The independent t-test can be accessed via the Analyze menu as well. Select Compare Means, and then Independent Samples T Test…

The dependent variable is moved by dragging or with the arrow from the list of variables on the left to the Test Variable(s) box on the right. Move meanintellect to the Test Variable(s) box. The Grouping Variable defines the groups. Move CONDITION to the Grouping Variable box. Next, click Define Groups… Place 0 and 1 in the fields that ask for Values for Group 1 and Group 2 and click Continue. The dialog box should look like this:

Then click OK.

You will get three tables in your output file. Focus on the second one for now. The t-value you are interested in can be found in the red circle below:

11.3.2.1 Interpreting and reporting the results

There are two rows in the t-test output. We are going to focus on the second row, labelled “Equal variances not assumed” because it is always OK to use this row. Sometimes it is OK to use the top row and sometimes it isn’t. We will get into the reasons why when we cover t-tests in more detail in class.

For t-tests, we must report the t value, degrees of freedom (df), and p-value. Degrees of freedom are closely linked to sample size for t-tests; we may discuss further in class if time allows. Like for correlation, the p-value is labelled “Sig. (2-tailed).” By convention, when the p-value is less than .05, we reject the null hypothesis. In this case, .05 is your alpha or cutoff value. You can set your alpha to whatever you like, but typically we use .05.

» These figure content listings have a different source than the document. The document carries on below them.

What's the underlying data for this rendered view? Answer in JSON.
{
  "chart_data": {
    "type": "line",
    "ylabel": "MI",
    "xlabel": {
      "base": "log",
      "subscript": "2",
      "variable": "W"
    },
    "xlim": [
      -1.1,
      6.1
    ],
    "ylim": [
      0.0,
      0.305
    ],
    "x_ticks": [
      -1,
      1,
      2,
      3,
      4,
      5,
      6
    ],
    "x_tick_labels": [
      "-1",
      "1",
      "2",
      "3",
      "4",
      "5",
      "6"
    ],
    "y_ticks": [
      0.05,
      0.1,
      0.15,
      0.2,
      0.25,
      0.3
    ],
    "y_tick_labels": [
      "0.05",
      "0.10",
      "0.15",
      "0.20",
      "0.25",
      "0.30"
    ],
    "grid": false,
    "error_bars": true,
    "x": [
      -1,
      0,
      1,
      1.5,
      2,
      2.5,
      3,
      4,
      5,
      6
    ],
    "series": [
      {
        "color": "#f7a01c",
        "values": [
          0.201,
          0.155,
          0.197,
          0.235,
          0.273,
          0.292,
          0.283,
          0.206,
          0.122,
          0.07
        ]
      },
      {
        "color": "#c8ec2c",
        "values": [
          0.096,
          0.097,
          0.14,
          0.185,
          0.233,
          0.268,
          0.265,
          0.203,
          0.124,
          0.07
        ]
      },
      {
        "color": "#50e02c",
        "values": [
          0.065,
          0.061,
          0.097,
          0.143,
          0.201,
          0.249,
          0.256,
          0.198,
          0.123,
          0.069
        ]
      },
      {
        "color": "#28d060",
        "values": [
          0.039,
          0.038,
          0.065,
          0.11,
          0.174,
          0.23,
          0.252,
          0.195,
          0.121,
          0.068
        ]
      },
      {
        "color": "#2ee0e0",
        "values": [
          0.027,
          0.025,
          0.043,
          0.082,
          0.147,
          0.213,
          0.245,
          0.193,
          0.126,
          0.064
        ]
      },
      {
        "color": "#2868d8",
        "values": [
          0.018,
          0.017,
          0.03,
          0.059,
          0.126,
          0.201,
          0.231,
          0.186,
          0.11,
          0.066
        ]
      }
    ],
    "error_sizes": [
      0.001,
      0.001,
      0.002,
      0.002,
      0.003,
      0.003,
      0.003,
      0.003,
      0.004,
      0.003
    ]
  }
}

For example, you might write the following sentence in your Results section: There was not a significant difference in mean intellect between the Audio and Transcript groups [t(36.22) = 0.51, p > .05]. Note that for this class, we are going to round test statistics like t to two decimal places. Can you find these numbers in the tables above? Where is the .05 coming from?

11.3.3 Mann-Whitney U-test

We will use the same data and variables from the independent t-test example to try out the Mann-Whitney U-test.

The Mann-Whitney U-test can be accessed via the Analyze menu as well. Select Nonparametric Tests, and then Legacy Dialogs, and then 2 Independent Samples …

Like we did for the independent t-test, move meanintellect to the Test Variable List box and move CONDITION to the Grouping Variable box. Next, click Define Groups… Place 0 and 1 in the fields that ask for Values for Group 1 and Group 2 and click Continue. The dialog box should look like this:

Note that Mann-Whitney U is checked on by default. Click OK. This time you will get two tables in your output file. Focus on the second one. The U value is highlighted with a red circle in the figure below:

11.3.3.1 Interpreting and reporting the results

For Mann-Whitney U-tests, we must report the U value and p-value. The p-value is labelled as “Asymp. Sig. (2-tailed).” By convention, when the p-value is less than .05, we reject the null hypothesis. In this case, .05 is your alpha or cutoff value. You can set your alpha to whatever you like, but typically we use .05.

For example, you might write the following sentence in your Results section: There was not a significant difference in mean intellect between the Audio and Transcript groups (U = 171.00, p > .05). Note that for this class, we are going to round test statistics like U to two decimal places. Can you find these numbers in the tables above? Where is the .05 coming from?

11.4 Homework (Mar 9 and 10, 2021)

Use the Chapter12Homework.spv output file provided to answer the quiz on interpreting SPSS output on Moodle.

11.5 Homework (Feb 23 and 24, 2021)

A simplified version of the SchroederEpley2015_Study4_data.sav file, entitled Chap12Homework.sav has been uploaded to Moodle. Download Chap12Homework.sav and use it to address the following research questions.

Your task is to create and submit one SPSS output file (*.spv format) showing that you have run the appropriate statistical analyses for the four questions. The output file should include four analyses and show that you ran the correct analyses on the correct variables.

Remember to check the Measure column in Variable View.

Research Questions:

Is the number of words in a candidate’s pitch related to the recruiter’s perception of the candidate’s intellect?

Are recruiters’ hiring rankings of candidates related to their perception of candidates’ intellect?

Is there a difference between recruiters’ perceptions of candidates’ intellect between the audio recording and written transcript conditions?

Is there a difference between recruiters’ hiring rankings of candidates between the audio recording and written transcript conditions?